2 tsp (10 ml) olive or canola oil

2 onions, chopped

1 tbsp (15 ml) finely grated fresh ginger

1 clove of garlic, crushed

200 g (1 medium) sweet potato, in the skin, coarsely grated

4 tsp (20 ml) each curry powder and ground cumin

2 tsp (10 ml) ground coriander

1 tsp (5 ml) ground turmeric

1 cup (250 ml) uncooked brown lentils

2 cups (500 ml) strong Rooibos

⅓ cup (80 ml) raisins (optional)

8 tsp (40 ml) red wine vinegar

½ tsp (2,5 ml) salt

lemon juice and black pepper to taste

2 eggs, beaten

1 cup (250 ml) buttermilk

4 small bay leaves

¼ cup (60 ml) flaked almonds

Method

Heat oil in a large saucepan and fry onions, ginger and garlic until soft. Add sweet potato and spices and fry until aromatic. Reduce the heat.
Add lentils and Rooibos and cover with a lid. Simmer for 30-40 minutes or until lentils are cooked. Preheat the oven to 180 ˚C.
Add raisins (optional), vinegar and salt.
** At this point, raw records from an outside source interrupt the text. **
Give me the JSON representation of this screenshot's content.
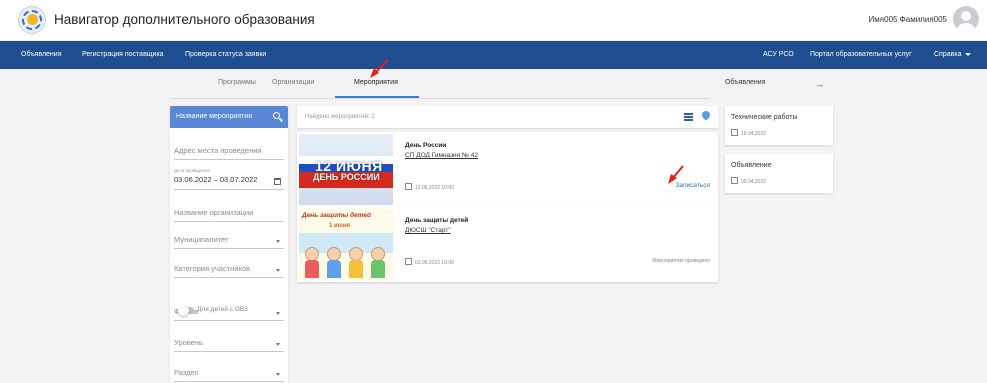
{
  "header": {
    "title": "Навигатор дополнительного образования",
    "username": "Имя005 Фамилия005",
    "logo_icon": "sun-logo-icon",
    "avatar_icon": "user-avatar-icon"
  },
  "navbar": {
    "left_items": [
      "Объявления",
      "Регистрация поставщика",
      "Проверка статуса заявки"
    ],
    "right_items": [
      "АСУ РСО",
      "Портал образовательных услуг",
      "Справка"
    ],
    "colors": {
      "background": "#1e4e90",
      "text": "#ffffff"
    }
  },
  "tabs": {
    "items": [
      "Программы",
      "Организации",
      "Мероприятия"
    ],
    "active": "Мероприятия",
    "accent_color": "#3a7bd5"
  },
  "filters": {
    "search_label": "Название мероприятия",
    "address_placeholder": "Адрес места проведения",
    "date_label": "Дата проведения",
    "date_value": "03.06.2022 – 03.07.2022",
    "org_placeholder": "Название организации",
    "municipality_placeholder": "Муниципалитет",
    "category_placeholder": "Категория участников",
    "toggle_label": "Для детей с ОВЗ",
    "toggle_on": false,
    "form_placeholder": "Форма",
    "level_placeholder": "Уровень",
    "section_placeholder": "Раздел"
  },
  "results": {
    "found_text": "Найдено мероприятий: 2",
    "view_list_icon": "list-view-icon",
    "view_map_icon": "map-pin-icon"
  },
  "events": [
    {
      "title": "День России",
      "organization": "СП ДОД Гимназия № 42",
      "date": "12.06.2022 10:00",
      "action": "Записаться",
      "banner_line1": "12 ИЮНЯ",
      "banner_line2": "ДЕНЬ РОССИИ"
    },
    {
      "title": "День защиты детей",
      "organization": "ДЮСШ \"Старт\"",
      "date": "03.06.2022 10:00",
      "status": "Мероприятие проведено",
      "banner_line1": "День защиты детей",
      "banner_line2": "1 июня"
    }
  ],
  "announcements": {
    "header": "Объявления",
    "arrow_icon": "arrow-right-icon",
    "items": [
      {
        "title": "Технические работы",
        "date": "18.04.2022"
      },
      {
        "title": "Объявление",
        "date": "05.04.2022"
      }
    ]
  },
  "annotation_color": "#e0221b"
}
Season with lemon juice and pepper. Spoon into an oven dish.
Mix eggs and buttermilk and season with pepper. Pour on top of the lentil mixture. Place bay leaves in the egg mixture and sprinkle with almonds.
Bake for 30 minutes or until golden brown and cooked.
Serve with green veggies, like broccoli or spinach, or a salad. Bobotie is delicious with a chunky salsa of cucumber, tomato and fresh herbs.

Tip

Substitute sweet potato with butternut, if preferred.